«Devo anche parlare? Ho pagato anch’io i mille e cinquecento euro, pensavo di poterlo evitare». Una sola battuta perché in questa campagna elettorale c’è poco da ridere. I magistrati («la patologia peggiore»), la stampa, le televisioni ammalate di gossip, una sinistra con «cui non ho nessuna speranza che si possa andare a discussioni franche e concrete». Senza leader e «ammanettata al campione del giustizialismo». L’atmosfera è quella soft del Palazzo del ghiaccio di via Piranesi tutto bianco e luci azzurre, ma il veleno c’è. E Silvio Berlusconi dice di non riuscire a fingere, di avere «il cuore gonfio». Di fronte i cento tavoli, anzi centouno, da dieci posti ciascuno organizzati in una cena di gala per raccogliere gli ultimi fondi da destinare alla campagna elettorale di Roberto Formigoni. Mille in tutto a 1.500 euro l’uno. Tanti imprenditori, un sottosegretario (Daniela Santanché), assessori (Maurizio Cadeo e Alan Rizzi), presidenti (Loris Zaffra dell’Aler e Sergio Galimberti dell’Amsa), Antonio Intiglietta (Gefi), politici (Guido Podestà, Lara Comi e Licia Ronzulli), Carlo Borsani, i candidati pdl Federica Zanella e Massimo Buscemi (gli altri hanno preferito far campagna altrove), il fratello Paolo. Sui tavoli i fiammiferi di Formigoni e il libro di Berlusconi «L’amore vince sempre sull’invidia e sull’odio». Di questi tempi più una speranza che un titolo. Brucia ancora la ferita delle liste del centrodestra fatte fuori a Roma. «Abbiamo inviato i nostri militari in Afghanistan - si accalora Berlusconi - per garantire la democrazia e a quel popolo il diritto di votare. E qui ce lo impediscono. Noi non possiamo votare a Roma che è la nostra capitale. Per coerenza dovremmo ritirare i nostri ragazzi». Applauso. Il più lungo della serata. I complimenti, invece, sono per gli imprenditori lombardi che hanno battuto la crisi. «Lo so, perché anch’io sono un imprenditore e il termometro della pubblicità mi dice che c’è una risalita, la luce in fondo al tunnel». Ma un altro compito aspetta chi fa impresa. Gente «di coraggio e responsabilità che ora ha il dovere di fermare la sinistra e dare al Paese un destino liberale».

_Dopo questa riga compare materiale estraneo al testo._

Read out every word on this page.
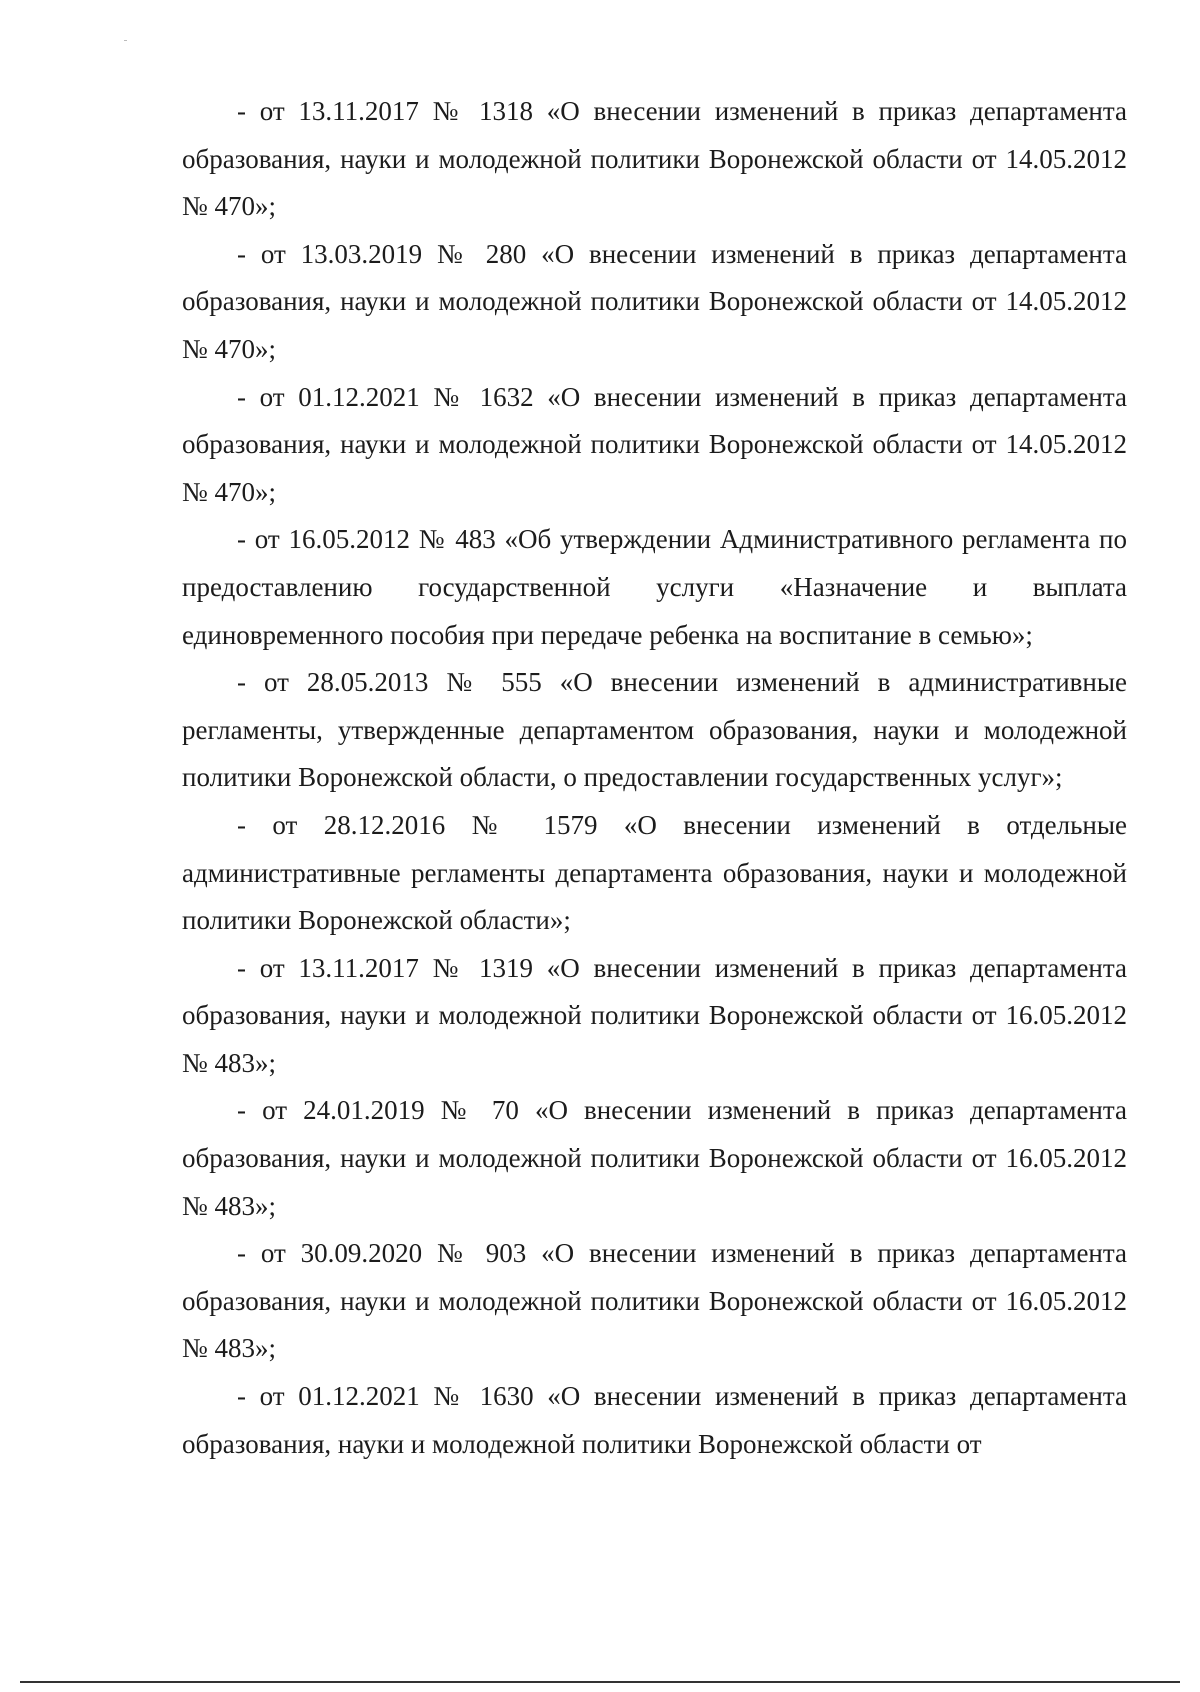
- от 13.11.2017 № 1318 «О внесении изменений в приказ департамента образования, науки и молодежной политики Воронежской области от 14.05.2012 № 470»;

- от 13.03.2019 № 280 «О внесении изменений в приказ департамента образования, науки и молодежной политики Воронежской области от 14.05.2012 № 470»;

- от 01.12.2021 № 1632 «О внесении изменений в приказ департамента образования, науки и молодежной политики Воронежской области от 14.05.2012 № 470»;

- от 16.05.2012 № 483 «Об утверждении Административного регламента по предоставлению государственной услуги «Назначение и выплата единовременного пособия при передаче ребенка на воспитание в семью»;

- от 28.05.2013 № 555 «О внесении изменений в административные регламенты, утвержденные департаментом образования, науки и молодежной политики Воронежской области, о предоставлении государственных услуг»;

- от 28.12.2016 № 1579 «О внесении изменений в отдельные административные регламенты департамента образования, науки и молодежной политики Воронежской области»;

- от 13.11.2017 № 1319 «О внесении изменений в приказ департамента образования, науки и молодежной политики Воронежской области от 16.05.2012 № 483»;

- от 24.01.2019 № 70 «О внесении изменений в приказ департамента образования, науки и молодежной политики Воронежской области от 16.05.2012 № 483»;

- от 30.09.2020 № 903 «О внесении изменений в приказ департамента образования, науки и молодежной политики Воронежской области от 16.05.2012 № 483»;

- от 01.12.2021 № 1630 «О внесении изменений в приказ департамента образования, науки и молодежной политики Воронежской области от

Sul palco sale Formigoni. Impeccabile abito scuro, cravatta azzurra. «Secondo i dati in mio possesso - arringa - la Lombardia se la sta giocando pari a pari con la Baviera. Tutte le altre migliori regioni d’Europa sono ormai dietro». Il risultato, spiega, dell’azione congiunta delle istituzioni («abbiamo destinati un miliardo e 500 milioni ai fondi per aiutare le imprese») e delle aziende. «Usciremo dalla crisi», promette prima di passare alla politica più stretta. «I venti negativi che la sinistra voleva far soffiare contro di noi - arrochisce la voce - si stanno ritorcendo contro di loro». E ricorda la manifestazione di sabato a Roma. «C’era tanta bella gente. Il nostro popolo. Bello, gioioso, fatto di persone che lavorano e senza grilli per la testa. Un popolo davanti al quale noi candidati governatori ci siamo presi degli impegni. Altro che giuramento nelle mani del feudatario come hanno detto». La promessa? «Difendere i diritti dei cittadini, aiutarli nelle battaglie di tutti i giorni. Questo è il grande patto che abbiamo stretto con Berlusconi». Nessun vassallaggio, «ma un impegno». La promessa? «La crescita economica e culturale delle nostre regioni».
Scherza Berlusconi e lo invita a sedersi. «Voi giovani vi stancate a fare le campagne elettorali». Poi nega che ci sia una nuova Tangentopoli. «Un caso isolato a Milano e i giornali pronti con i titoloni».